Somboon Chitphentom, BOT assistant governor for the Financial Institutions Policy Group, said on Tuesday that the commercial banks’ current contribution to the FIDF, at 0.47 per cent of each bank’s deposit base, was appropriate for the fund’s remaining debts of about Bt890 billion.
All banks are required to pay at this rate in the government-initiated move to reduce the public burden in regard to the FIDF’s Bt1.14-trillion debt.
While 0.46 per cent is used to repay the FIDF debt, the remaining 0.01 per cent goes to the Deposit Protection Agency.

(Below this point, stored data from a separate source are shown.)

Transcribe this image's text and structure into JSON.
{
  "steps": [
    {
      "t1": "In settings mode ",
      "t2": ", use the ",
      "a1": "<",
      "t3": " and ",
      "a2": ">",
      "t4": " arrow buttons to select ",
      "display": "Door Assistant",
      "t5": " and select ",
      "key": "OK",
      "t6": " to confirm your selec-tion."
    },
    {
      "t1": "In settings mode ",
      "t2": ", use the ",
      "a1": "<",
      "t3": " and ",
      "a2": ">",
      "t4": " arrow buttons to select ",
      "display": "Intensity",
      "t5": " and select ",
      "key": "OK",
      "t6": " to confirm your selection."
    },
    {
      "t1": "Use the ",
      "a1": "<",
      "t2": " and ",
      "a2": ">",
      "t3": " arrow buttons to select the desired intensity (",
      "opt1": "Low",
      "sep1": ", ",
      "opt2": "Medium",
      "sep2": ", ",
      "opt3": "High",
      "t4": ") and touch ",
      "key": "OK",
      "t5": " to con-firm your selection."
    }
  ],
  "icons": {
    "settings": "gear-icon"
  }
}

“The contribution rate can remain unchanged as the rate is proper although, legally, a rate of no more than 1 per cent can be collected. The [maximum] rate remains at 1 per cent in the draft amendment of the BOT bill, which is being considered by the National Legislative Assembly,” Somboon said.

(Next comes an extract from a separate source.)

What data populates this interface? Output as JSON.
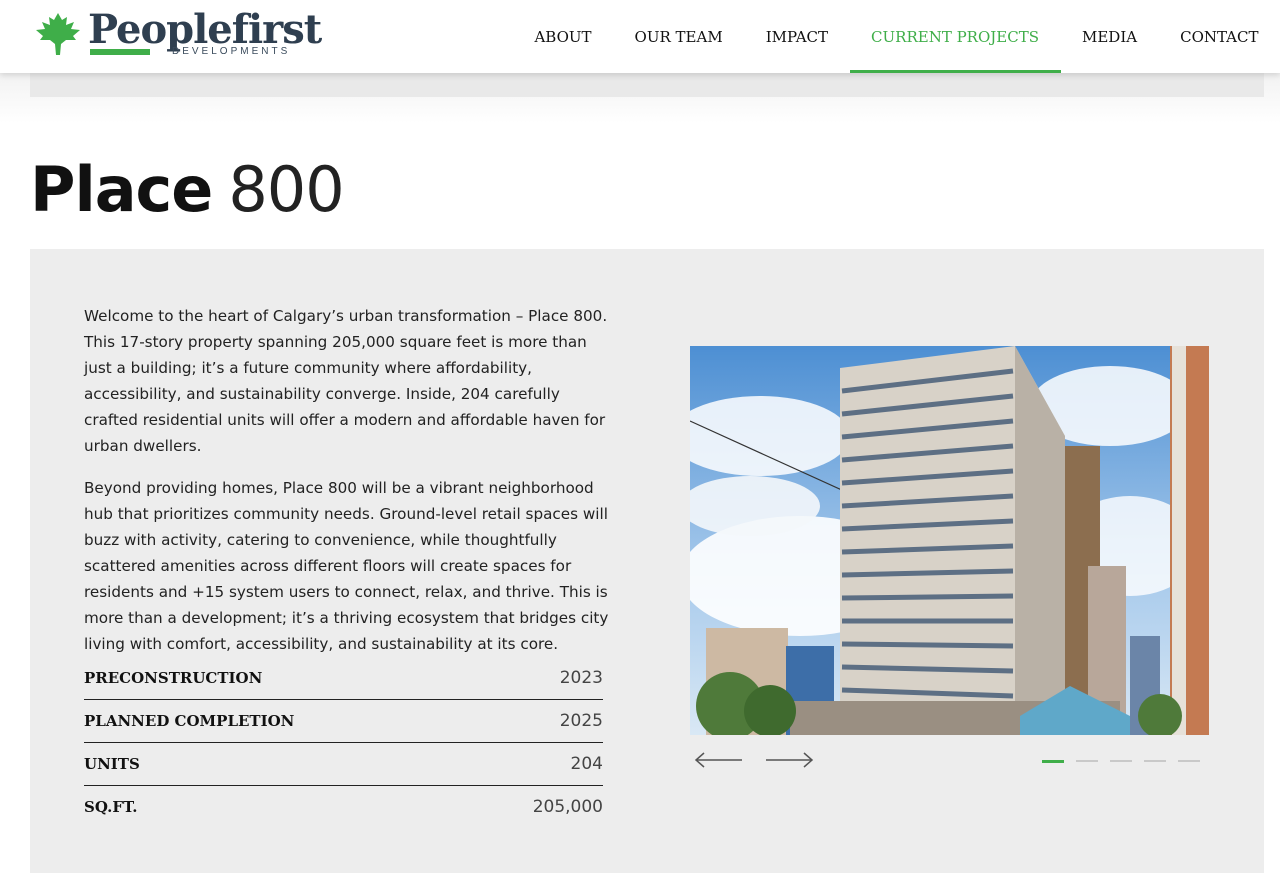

Amending the Bank of Thailand Act aims to establish a mechanism to solve problems involving the financial-institutions system in replacement of the old mechanism, which has expired under law, as a preparation for problem-solving in advance.

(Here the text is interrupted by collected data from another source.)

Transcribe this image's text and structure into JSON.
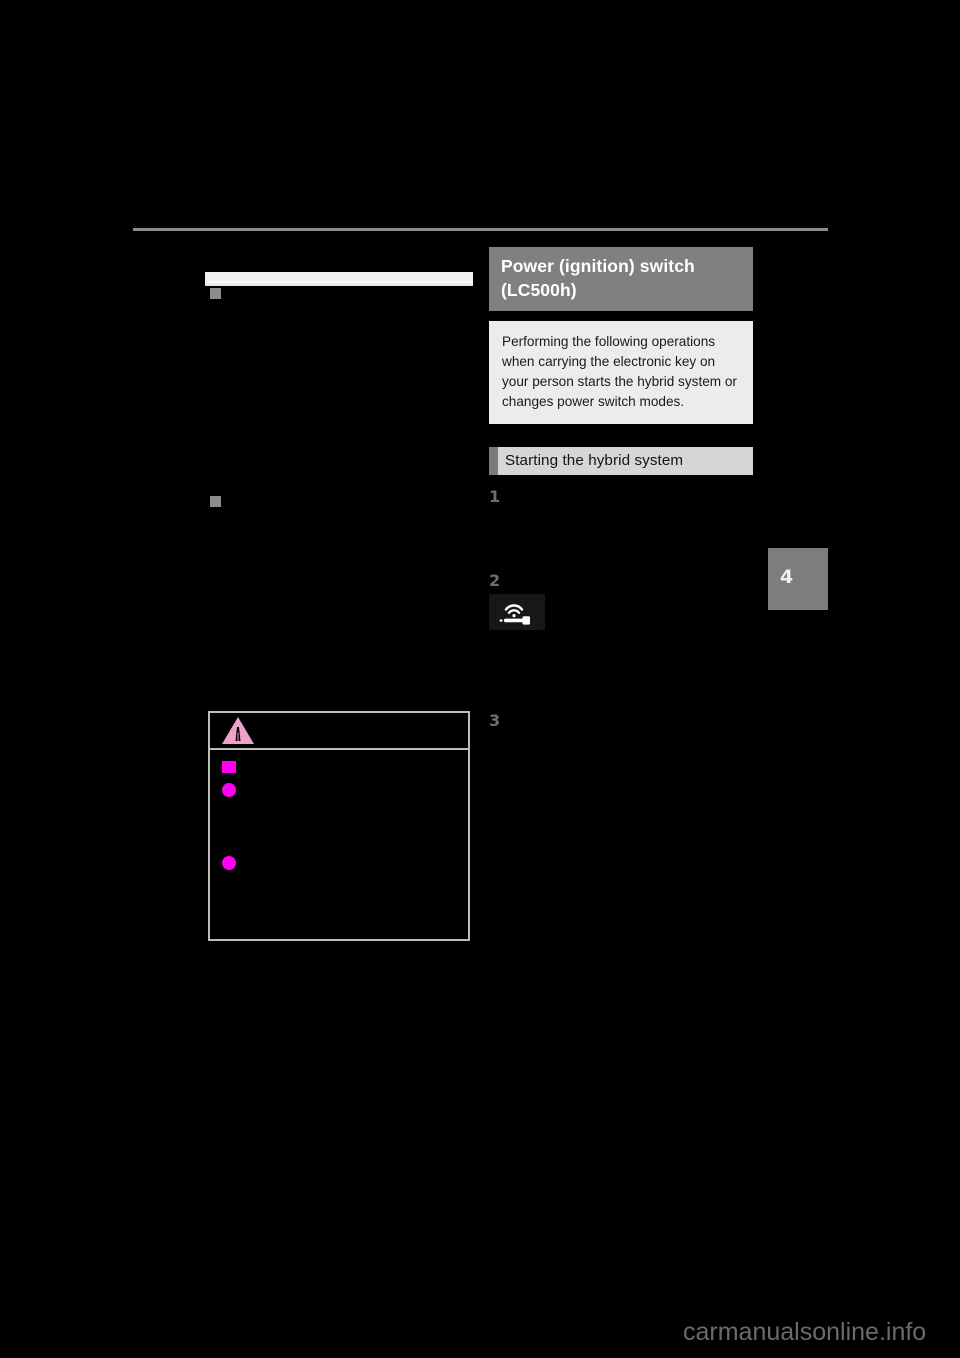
{
  "page": {
    "background_color": "#000000",
    "rule_color": "#8c8c8c",
    "watermark": "carmanualsonline.info",
    "chapter_tab": "4"
  },
  "left_column": {
    "section1": {
      "bullet": "square-bullet",
      "heading": "",
      "body": ""
    },
    "section2": {
      "bullet": "square-bullet",
      "heading": "",
      "body": ""
    },
    "caution_box": {
      "icon": "warning-triangle-icon",
      "icon_color": "#f2a0c8",
      "title": "",
      "subhead_bullet_color": "#ff00f0",
      "subhead": "",
      "items": [
        {
          "bullet": "round-bullet",
          "text": ""
        },
        {
          "bullet": "round-bullet",
          "text": ""
        }
      ]
    }
  },
  "right_column": {
    "section_title": "Power (ignition) switch (LC500h)",
    "section_title_bg": "#808080",
    "intro": "Performing the following operations when carrying the electronic key on your person starts the hybrid system or changes power switch modes.",
    "intro_bg": "#ececec",
    "subheading": "Starting the hybrid system",
    "subheading_bg": "#d6d6d6",
    "subheading_bar": "#7a7a7a",
    "steps": [
      {
        "number": "1",
        "text": ""
      },
      {
        "number": "2",
        "text": "",
        "indicator_icon": "electronic-key-signal-icon"
      },
      {
        "number": "3",
        "text": ""
      }
    ]
  }
}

The main principles will consist of conditions to solve several types of problem, including a severe liquidity shortage and large amounts of bad debt, the assistant governor said.
The solutions will be limited especially to crisis-hit financial institutions which affect overall economic and financial stability, Somboon added, insisting that the mechanism would not help a particular financial institution.
Decision-making will be faster and clearer with a balance of power, requiring approvals by the BOT’s Financial Institutions Policy Committee, the finance minister and the Cabinet.
The FIDF will solve the problem, given its experience and readiness, he said.
In regard to the source of funding for solutions, the FIDF can make borrowings from the Bank for Agriculture and Agricultural Cooperatives or other sources with the government's financial guarantee, while contributions to paying off the debt burden will be made by financial institutions in the system afterwards, he explained.
Meanwhile, “We insist the country’s financial institutions remain strong without any problems. At the end of last year, the capital base combined was at 18 per cent, higher than the legal requirement of 8.5 per cent [of total risk assets].
“Besides, the BOT monitors the overall picture to ensure financial institutions’ stability and proper risk management. The [draft] law will not have any [negative] impacts on financial institutions," Somboon stressed.